Но ведь души человеческие, в аду томящиеся, тоже слышат Орфеево пение. Что же они, будут безучастны? С первого момента появления Орфея, даже еще до его входа, уже при первых лучах света, возвещающего о его приближении, томящиеся души приходят в движение, устанавливающее внешнее выражение того сочувствия, которое сближает их с появляющимся на пороге ада «смертным». И поразительна растущая в единении сила добра, которая мало-помалу подчиняет злые силы преисподней. Непередаваемое впечатление от движения рук, которым хор, внимающий скорбной жалобе Орфея, сопровождает «ритурнель» его арии; все в этом движении: сочувствие, уверение, обещание, благожелание, напутствие — все, что может пробудить песнь тоскующей любви в груди тех, кто в муках ада утончил свою способность к состраданию. Вы ясно понимаете, когда Орфей поет и весь ад под звуки его песни и в согласии с его песнью из яростно бунтующего понемногу превращается в благожелательно прощающий, вы ясно понимаете, что музыка на сцене — не для нас, зрителей-слушателей, а для тех, кто на сцене, — они ее слышат, и они на нее воздействуют, и воздействуют раньше нас и не так, как мы, потому что мы музыку слушаем, а они в музыке живут.

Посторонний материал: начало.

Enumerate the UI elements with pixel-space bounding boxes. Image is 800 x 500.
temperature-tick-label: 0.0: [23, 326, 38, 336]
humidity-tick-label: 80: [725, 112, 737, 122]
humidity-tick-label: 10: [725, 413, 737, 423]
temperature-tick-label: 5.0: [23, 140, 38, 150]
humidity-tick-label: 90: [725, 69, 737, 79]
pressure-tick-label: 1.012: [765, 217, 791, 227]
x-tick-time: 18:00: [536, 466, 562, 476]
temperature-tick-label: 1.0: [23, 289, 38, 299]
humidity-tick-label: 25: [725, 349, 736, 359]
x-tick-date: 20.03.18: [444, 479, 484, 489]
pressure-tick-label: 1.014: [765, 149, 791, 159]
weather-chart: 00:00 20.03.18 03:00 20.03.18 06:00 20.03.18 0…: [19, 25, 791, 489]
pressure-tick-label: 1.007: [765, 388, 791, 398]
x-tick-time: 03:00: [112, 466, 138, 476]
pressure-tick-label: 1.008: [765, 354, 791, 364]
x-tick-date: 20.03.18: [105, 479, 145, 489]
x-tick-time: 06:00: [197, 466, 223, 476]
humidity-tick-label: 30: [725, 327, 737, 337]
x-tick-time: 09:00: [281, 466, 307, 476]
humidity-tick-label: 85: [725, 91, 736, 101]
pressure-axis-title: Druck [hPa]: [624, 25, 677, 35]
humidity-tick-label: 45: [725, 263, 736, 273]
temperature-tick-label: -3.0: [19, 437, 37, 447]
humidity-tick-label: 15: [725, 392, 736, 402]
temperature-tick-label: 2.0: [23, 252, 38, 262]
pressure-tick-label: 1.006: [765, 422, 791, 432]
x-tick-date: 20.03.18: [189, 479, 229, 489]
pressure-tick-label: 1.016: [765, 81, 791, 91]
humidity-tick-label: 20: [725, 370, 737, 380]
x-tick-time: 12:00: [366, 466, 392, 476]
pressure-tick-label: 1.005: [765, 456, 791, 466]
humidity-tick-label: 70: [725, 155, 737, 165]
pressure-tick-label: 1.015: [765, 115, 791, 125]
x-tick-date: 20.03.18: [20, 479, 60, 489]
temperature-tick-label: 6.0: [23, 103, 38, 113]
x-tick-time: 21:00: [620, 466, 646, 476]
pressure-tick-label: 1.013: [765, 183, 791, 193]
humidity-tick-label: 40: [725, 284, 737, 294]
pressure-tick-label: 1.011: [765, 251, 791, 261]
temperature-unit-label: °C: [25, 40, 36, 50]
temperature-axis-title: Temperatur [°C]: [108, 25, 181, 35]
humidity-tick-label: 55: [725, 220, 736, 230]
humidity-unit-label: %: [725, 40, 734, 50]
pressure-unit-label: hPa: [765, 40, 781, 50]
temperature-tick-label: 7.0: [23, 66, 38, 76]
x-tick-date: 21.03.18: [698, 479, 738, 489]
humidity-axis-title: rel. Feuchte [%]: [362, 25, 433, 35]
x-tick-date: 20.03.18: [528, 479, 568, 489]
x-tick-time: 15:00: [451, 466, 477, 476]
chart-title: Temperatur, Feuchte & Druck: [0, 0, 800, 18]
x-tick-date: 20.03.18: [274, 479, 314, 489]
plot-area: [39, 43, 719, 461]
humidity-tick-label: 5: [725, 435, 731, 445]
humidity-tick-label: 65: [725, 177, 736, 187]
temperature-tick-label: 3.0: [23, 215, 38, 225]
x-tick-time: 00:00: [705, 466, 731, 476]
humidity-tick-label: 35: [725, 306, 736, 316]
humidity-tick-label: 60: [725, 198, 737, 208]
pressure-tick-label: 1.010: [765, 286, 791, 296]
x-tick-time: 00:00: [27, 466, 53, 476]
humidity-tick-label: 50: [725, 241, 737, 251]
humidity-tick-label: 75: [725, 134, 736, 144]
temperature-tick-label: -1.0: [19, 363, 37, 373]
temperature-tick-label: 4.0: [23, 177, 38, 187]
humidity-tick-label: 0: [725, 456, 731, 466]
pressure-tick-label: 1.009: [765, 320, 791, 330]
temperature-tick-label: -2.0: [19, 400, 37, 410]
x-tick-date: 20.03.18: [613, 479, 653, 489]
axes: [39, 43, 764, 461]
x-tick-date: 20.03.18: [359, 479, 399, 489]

И могу вас уверить, что когда во мраке бунтовавший ад при окончательном нисшествии Орфея озаряется светом, демоны и фурии вместе со «скорбными душами» на коленях тихо и плавно напутствуют героя, «того, что нас победил», — могу вас уверить, что вы забываете, что слушали музыку, смотрели представление. Вы видели кусок жизни, превращенный в некое священнодействие, — тайны бытия и смерти, любви и ненависти, мольбы и прощения вставали перед вами, казалось бы, в далеких, чуждых, а на самом деле в близких, родственных образах. И только когда Орфей, ищущий, жаждущий, уже прошел дальше со сцены и когда над коленопреклоненным адом опять расстилается мрак и наконец под трепетное умирание скрипок смыкается коленкоровый занавес, тогда только вы отдаете себе отчет, что то, что вы видели, была не подлинная жизнь, а плод человеческой мысли, плод человеческих предначертаний. И все это достигнуто исключительно одним ритмическим совпадением движения с музыкой. Вы слышали пение Орфея, и вы видели по движению хора, что он слышит и слушает музыку Орфея; и то, что вы видели, и то, что вы слышали, было одно и то же, сливалось в одно зрительно-слуховое впечатление, в котором участвовала совокупность всех ваших воспринимательных способностей.